Halbrook's is not the only voice being raised to correct recent misreporting. When the Wiesenthal Center's report came out in June, Switzerland's own Jewish community dismissed it as outrageous and ridden with errors. The Basel-based Jüdische Rundschau criticized its "exaggerations and falsifications," while the head of the Swiss Confederation of Hebrew Congregations found the report "one-sided and exaggerated." "The Swiss Nazis were weak in numbers," pointed out Zurich's Israelitisches Wochenblatt. "In the parliament in Bern they had exactly one seat for four years." Most embarrassingly, Simon Wiesenthal himself, the famed Nazi hunter after whom the center was named, disavowed the report as biased and inaccurate.

The book doesn't take up the controversy over wartime bank deposits, which deserves its own book (and column). And no one would deny that there are serious dark spots on the Swiss wartime record, including the actions of a wartime justice minister who tilted refugee-acceptance policy away from fleeing German Jews, and some defeatist pronouncements by the (fortunately, mostly ceremonial) Swiss federal president.
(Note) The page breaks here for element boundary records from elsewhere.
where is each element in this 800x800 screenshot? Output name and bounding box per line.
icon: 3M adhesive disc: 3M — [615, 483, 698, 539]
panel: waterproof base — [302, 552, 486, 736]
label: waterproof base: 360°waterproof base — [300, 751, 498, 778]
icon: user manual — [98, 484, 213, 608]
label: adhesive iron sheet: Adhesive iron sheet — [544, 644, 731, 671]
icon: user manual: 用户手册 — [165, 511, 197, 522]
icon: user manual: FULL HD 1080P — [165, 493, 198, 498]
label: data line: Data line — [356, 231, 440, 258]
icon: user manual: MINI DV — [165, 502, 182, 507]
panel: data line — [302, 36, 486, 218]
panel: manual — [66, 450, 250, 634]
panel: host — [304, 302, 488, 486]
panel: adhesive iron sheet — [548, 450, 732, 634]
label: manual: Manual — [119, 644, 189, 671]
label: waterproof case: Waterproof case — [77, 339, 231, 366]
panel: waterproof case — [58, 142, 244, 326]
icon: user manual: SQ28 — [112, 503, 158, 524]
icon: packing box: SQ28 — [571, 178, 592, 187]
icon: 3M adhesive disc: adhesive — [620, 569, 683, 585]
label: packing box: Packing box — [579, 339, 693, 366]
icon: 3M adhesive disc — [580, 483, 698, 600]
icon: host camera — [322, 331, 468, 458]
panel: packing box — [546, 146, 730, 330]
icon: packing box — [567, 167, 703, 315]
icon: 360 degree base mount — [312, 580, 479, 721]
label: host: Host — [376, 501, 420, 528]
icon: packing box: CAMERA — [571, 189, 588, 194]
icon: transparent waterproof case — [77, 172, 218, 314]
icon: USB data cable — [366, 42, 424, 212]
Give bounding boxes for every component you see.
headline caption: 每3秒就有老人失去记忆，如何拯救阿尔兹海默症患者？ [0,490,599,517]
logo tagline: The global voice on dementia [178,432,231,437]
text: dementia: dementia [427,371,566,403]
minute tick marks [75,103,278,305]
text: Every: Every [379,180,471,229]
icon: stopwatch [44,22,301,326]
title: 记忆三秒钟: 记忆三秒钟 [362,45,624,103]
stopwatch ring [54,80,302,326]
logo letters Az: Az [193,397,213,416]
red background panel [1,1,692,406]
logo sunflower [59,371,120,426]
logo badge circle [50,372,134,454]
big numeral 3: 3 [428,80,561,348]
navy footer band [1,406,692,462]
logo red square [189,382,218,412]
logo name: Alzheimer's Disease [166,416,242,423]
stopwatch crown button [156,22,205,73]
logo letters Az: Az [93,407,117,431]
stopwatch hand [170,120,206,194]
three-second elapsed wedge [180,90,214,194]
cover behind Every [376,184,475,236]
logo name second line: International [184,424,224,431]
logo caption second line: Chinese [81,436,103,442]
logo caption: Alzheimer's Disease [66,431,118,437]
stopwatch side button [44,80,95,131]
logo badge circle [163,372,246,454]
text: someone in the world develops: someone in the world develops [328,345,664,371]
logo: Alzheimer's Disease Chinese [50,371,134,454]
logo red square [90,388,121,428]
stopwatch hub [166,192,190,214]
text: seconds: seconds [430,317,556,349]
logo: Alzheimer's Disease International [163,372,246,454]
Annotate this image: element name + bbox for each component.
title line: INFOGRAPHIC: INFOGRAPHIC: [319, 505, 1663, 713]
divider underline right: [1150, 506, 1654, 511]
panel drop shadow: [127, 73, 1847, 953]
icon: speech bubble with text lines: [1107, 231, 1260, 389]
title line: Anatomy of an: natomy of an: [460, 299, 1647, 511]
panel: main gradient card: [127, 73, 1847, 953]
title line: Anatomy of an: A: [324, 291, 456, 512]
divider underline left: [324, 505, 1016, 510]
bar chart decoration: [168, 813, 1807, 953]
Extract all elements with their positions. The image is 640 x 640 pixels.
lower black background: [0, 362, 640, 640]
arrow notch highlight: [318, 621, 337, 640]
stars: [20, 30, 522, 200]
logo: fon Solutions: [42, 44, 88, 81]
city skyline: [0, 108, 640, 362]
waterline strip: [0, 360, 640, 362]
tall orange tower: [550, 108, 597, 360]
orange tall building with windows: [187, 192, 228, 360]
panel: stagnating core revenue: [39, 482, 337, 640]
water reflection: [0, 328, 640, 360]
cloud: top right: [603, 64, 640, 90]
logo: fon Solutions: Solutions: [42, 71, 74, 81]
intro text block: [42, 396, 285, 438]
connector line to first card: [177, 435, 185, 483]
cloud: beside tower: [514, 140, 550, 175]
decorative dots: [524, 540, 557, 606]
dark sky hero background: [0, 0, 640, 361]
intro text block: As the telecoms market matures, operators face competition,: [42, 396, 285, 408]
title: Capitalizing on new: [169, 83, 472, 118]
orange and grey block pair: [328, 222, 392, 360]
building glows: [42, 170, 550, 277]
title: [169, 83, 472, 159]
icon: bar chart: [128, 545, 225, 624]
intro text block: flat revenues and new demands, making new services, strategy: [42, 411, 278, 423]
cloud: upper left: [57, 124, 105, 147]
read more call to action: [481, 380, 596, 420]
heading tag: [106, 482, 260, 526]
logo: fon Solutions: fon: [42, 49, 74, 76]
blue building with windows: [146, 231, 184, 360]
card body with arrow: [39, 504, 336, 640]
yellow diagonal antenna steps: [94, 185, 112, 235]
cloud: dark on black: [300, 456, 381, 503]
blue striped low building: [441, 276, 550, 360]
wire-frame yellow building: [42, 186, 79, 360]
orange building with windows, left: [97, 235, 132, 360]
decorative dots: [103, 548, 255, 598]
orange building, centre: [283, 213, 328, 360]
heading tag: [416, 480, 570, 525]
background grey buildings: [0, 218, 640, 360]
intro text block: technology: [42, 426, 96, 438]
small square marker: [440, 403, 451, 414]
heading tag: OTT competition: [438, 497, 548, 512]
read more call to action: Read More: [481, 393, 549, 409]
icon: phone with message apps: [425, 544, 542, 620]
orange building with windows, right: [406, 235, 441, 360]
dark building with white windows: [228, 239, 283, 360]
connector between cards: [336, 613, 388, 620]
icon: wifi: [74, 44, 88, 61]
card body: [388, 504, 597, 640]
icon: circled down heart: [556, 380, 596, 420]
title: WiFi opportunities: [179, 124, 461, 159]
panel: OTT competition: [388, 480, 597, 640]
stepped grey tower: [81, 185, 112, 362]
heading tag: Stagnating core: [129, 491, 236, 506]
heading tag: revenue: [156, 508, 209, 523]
But the more balanced view remains Winston Churchill's. "I put this down for the record," wrote Churchill to Anthony Eden in a December 1944 memo reprinted in Triumph and Tragedy. "Of all the neutrals Switzerland has the greatest right to distinction….What does it matter whether she has been able to give us the commercial advantages we desire or has given too many to the Germans to keep herself alive? She has been a democratic State, standing for freedom in self-defense among her mountains, and in thought, in spite of race, largely on our side."